Let’s Talk: Stress & the Immune System
Tuesday, June 09, 2020

Research has shown that your emotional health is intricately linked to your immune system. Psychological challenges are capable of modifying various features of the immune response.

When stress, anxiety, worry, overwhelm, depression and isolation are left unaddressed they actually reduce the effectiveness of your immune system and make you, and those around you much more susceptible to getting sick.

Lab studies showed that stress of any significant duration - from a few days to a few months or years (long term or chronic stress) – caused all aspects of immunity went downhill, while stressful events also reliably associated with changes in the immune system .

What does stress do to the immune system?

Cortisol is the main stress hormone. Low-grade “cortisol baths” are the biggest threat to the immune system. These “baths” are small increases of cortisol all day long and tend to be due to a stress-dominated thought process.

We have on average between 60,000 and 80,000 thoughts a day, the majority of them repetitive as well as negative. Add this to the fact that your brain cannot tell the difference between what you imagine or worry about and what is actually real. As a result, these panicked and negative thoughts can wreak havoc on your immune system and increase your risk of becoming sick.

Can this affect children?

Children may be especially prone to long term damage to their immune systems through something called early life stress. Children exposed to early life stress have shown long-term compromised immune systems.

Children are also particularly sensitive to picking up the stress and anxiety of the adults around them. In terms of our children’s early life stress, we need to learn to be calm and promote a stress-free environment for them.


What can I do?

Managing stress, especially chronic or long-term stress (even if it's not intense), may help people to fight off disease and illness.

We can adopt tools and practices to enhance, improve and protect our emotional health and the emotional health of those around us. This can include learning to calm any intense emotions as they arise and engaging in daily practices and habits that transform your emotional system as a whole.

The following practices can help you calm your intense emotions when they arise, reducing your cortisol (stress hormone) increase and calming your system over-all:

1. The Power of Pause

This practice encourages you to respond differently in the moment of reactivity. When you recognise a destabilising emotion (such as fear or worry) is taking over your system, you can consciously disengage from this takeover, pause and observe your reaction from an onlooker’s point of view - without suppressing it, judging or engaging with it.
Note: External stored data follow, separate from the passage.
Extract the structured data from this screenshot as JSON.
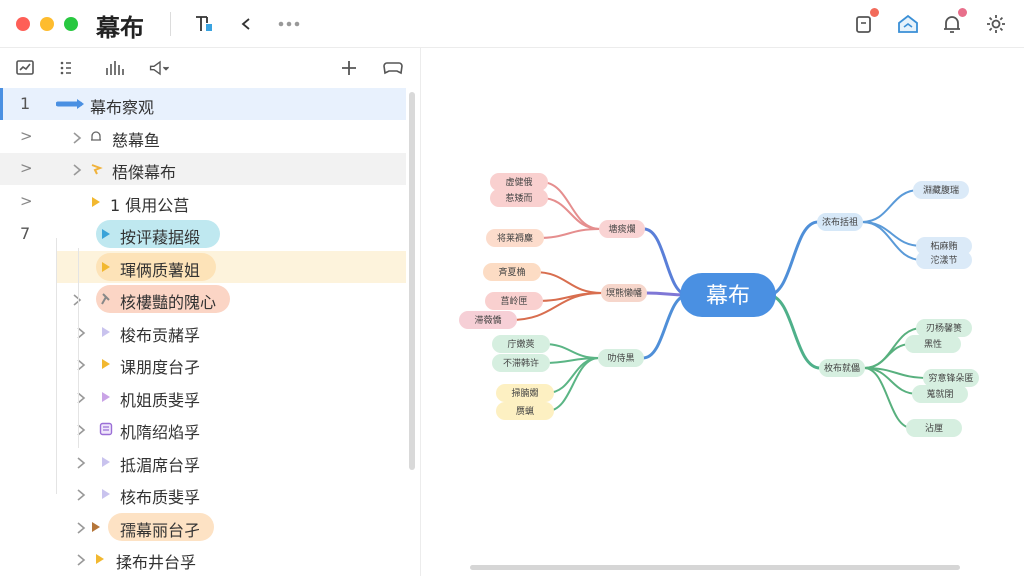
{
  "app": {
    "title": "幕布"
  },
  "titlebar_icons": [
    "document-link-icon",
    "collapse-arrows-icon",
    "more-dots-icon"
  ],
  "right_icons": [
    "tablet-icon",
    "home-share-icon",
    "bell-icon",
    "gear-icon"
  ],
  "colors": {
    "accent": "#4a90e2",
    "row_highlight": "#e8f1fd",
    "pill_blue": "#bfe8f0",
    "pill_yellow": "#fdf0d0",
    "pill_orange": "#fbd9c4",
    "pill_peach": "#fde3c8"
  },
  "toolbar": {
    "icons": [
      "chart-icon",
      "list-icon",
      "bars-icon",
      "megaphone-icon",
      "plus-icon",
      "gamepad-icon"
    ]
  },
  "outline": {
    "rows": [
      {
        "num": "1",
        "label": "幕布察观",
        "icon": "arrow-icon"
      },
      {
        "num": ">",
        "label": "慈幕鱼",
        "icon": "bell-outline-icon"
      },
      {
        "num": ">",
        "label": "梧傑幕布",
        "icon": "flag-icon"
      },
      {
        "num": ">",
        "label": "1 俱用公莒",
        "icon": "triangle-icon"
      },
      {
        "num": "7",
        "label": "按评薐据缎",
        "icon": "triangle-icon"
      },
      {
        "num": "",
        "label": "琿俩质薯姐",
        "icon": "triangle-icon"
      },
      {
        "num": "",
        "label": "核樓豔的隗心",
        "icon": "pin-icon"
      },
      {
        "num": "",
        "label": "梭布贡赭孚",
        "icon": "triangle-icon"
      },
      {
        "num": "",
        "label": "课朋度台孑",
        "icon": "triangle-icon"
      },
      {
        "num": "",
        "label": "机姐质斐孚",
        "icon": "triangle-icon"
      },
      {
        "num": "",
        "label": "机隋绍焰孚",
        "icon": "note-icon"
      },
      {
        "num": "",
        "label": "抵湄席台孚",
        "icon": "triangle-icon"
      },
      {
        "num": "",
        "label": "核布质斐孚",
        "icon": "triangle-icon"
      },
      {
        "num": "",
        "label": "孺幕丽台孑",
        "icon": "triangle-icon"
      },
      {
        "num": "",
        "label": "揉布井台孚",
        "icon": "triangle-icon"
      }
    ]
  },
  "mindmap": {
    "center": "幕布",
    "left": [
      {
        "label": "塘痰爛",
        "children": [
          "虚健俄",
          "惹矮而",
          "将莱褥麋"
        ]
      },
      {
        "label": "塓熊懒幡",
        "children": [
          "斉夏桷",
          "莒岭匣",
          "滞薇僑"
        ]
      },
      {
        "label": "叻侍黒",
        "children": [
          "庁嫩莢",
          "不滞韩许",
          "掃腩嫺",
          "赝蝋"
        ]
      }
    ],
    "right": [
      {
        "label": "浓布括祖",
        "children": [
          "淵藏腹瑞",
          "柘麻贿",
          "沱漾节"
        ]
      },
      {
        "label": "枚布就儡",
        "children": [
          "刃杨馨篑",
          "黑性",
          "穷意锋朵匿",
          "蒐就閉",
          "沾厘"
        ]
      }
    ]
  }
}
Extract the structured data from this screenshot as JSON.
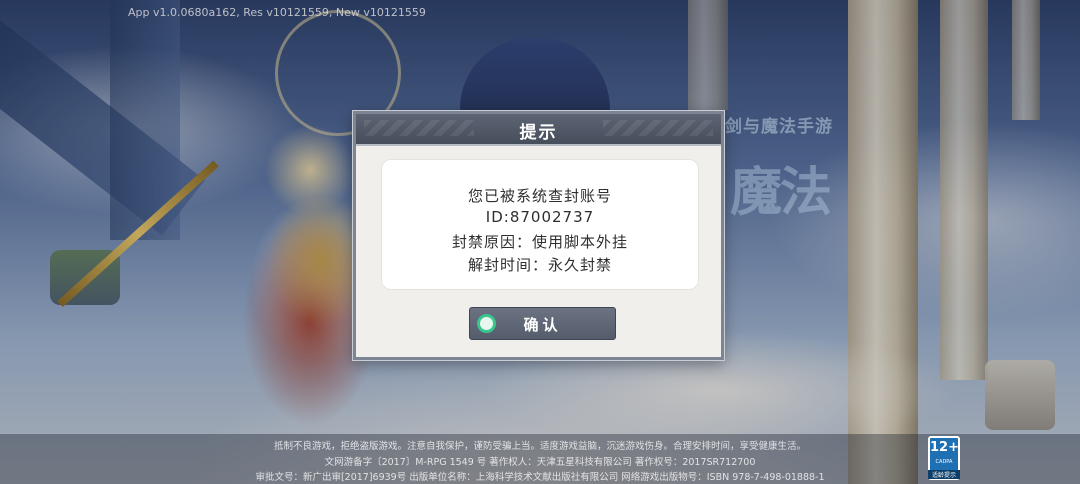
{
  "version_text": "App v1.0.0680a162, Res v10121559, New v10121559",
  "background": {
    "logo_tagline": "剑与魔法手游",
    "logo_title": "魔法"
  },
  "dialog": {
    "title": "提示",
    "message_lines": [
      "您已被系统查封账号",
      "ID:87002737",
      "封禁原因：使用脚本外挂",
      "解封时间：永久封禁"
    ],
    "confirm_label": "确认",
    "confirm_icon": "circle-check-icon",
    "colors": {
      "header": "#4f5766",
      "button": "#5f6777",
      "icon_ring": "#39c78e"
    }
  },
  "footer": {
    "line1": "抵制不良游戏，拒绝盗版游戏。注意自我保护，谨防受骗上当。适度游戏益脑，沉迷游戏伤身。合理安排时间，享受健康生活。",
    "line2": "文网游备字〔2017〕M-RPG 1549 号   著作权人：天津五星科技有限公司   著作权号：2017SR712700",
    "line3": "审批文号：新广出审[2017]6939号   出版单位名称：上海科学技术文献出版社有限公司   网络游戏出版物号：ISBN 978-7-498-01888-1"
  },
  "age_rating": {
    "label": "12+",
    "sub": "CADPA",
    "caption": "适龄提示"
  }
}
Take a couple of intentional and slow breaths to calm any physiological reactions that may be occurring. From this more grounded space, you will be better able to ascertain an appropriate response to the immediate circumstance. 

2. Present moment awareness

In this practice, you ground your attention in the present moment and your external surroundings. Doing this takes your mind off your escalating thoughts and starts to calm your whole mind/body complex.
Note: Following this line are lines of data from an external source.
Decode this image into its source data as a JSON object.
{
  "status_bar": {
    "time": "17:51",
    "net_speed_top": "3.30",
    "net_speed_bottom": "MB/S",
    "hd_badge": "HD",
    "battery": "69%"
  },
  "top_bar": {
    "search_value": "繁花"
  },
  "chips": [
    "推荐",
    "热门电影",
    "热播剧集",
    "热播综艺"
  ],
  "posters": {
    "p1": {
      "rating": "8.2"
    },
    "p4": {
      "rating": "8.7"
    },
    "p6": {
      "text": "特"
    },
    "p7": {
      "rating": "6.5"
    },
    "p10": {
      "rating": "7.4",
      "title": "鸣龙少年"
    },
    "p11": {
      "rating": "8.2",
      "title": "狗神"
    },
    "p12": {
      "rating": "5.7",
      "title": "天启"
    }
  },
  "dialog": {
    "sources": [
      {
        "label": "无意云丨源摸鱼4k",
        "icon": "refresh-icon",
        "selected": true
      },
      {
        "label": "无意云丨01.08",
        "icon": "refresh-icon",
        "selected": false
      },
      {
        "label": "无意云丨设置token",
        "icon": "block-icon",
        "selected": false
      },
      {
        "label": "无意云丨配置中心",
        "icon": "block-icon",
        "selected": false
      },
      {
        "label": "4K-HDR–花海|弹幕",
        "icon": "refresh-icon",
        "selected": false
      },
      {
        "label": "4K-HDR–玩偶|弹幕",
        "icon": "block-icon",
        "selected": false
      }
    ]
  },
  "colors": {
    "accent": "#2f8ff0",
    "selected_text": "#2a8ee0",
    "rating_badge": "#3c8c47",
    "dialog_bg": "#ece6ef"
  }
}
Firstly, you must recognise and disengage from the reaction you are having due to whatever it may be that has triggered that reaction. To begin this process – relax the muscles around the eyes and shoulders. These muscles are directly connected to your emotional response system.

Next, take some deep, slow breaths. Then pause and try to really take notice and become aware of your senses – what you can see around you, the colours, sounds, smells and details – making you fully present in that moment.

Using this tactic to immerse yourself and your senses in your surroundings that calms the emotional attack and brings you back to a grounded ‘now’. Calm your children by teaching them these self-calming tools too, and by spending time together as a family.


Information from Psychology Today, APA and NCBI.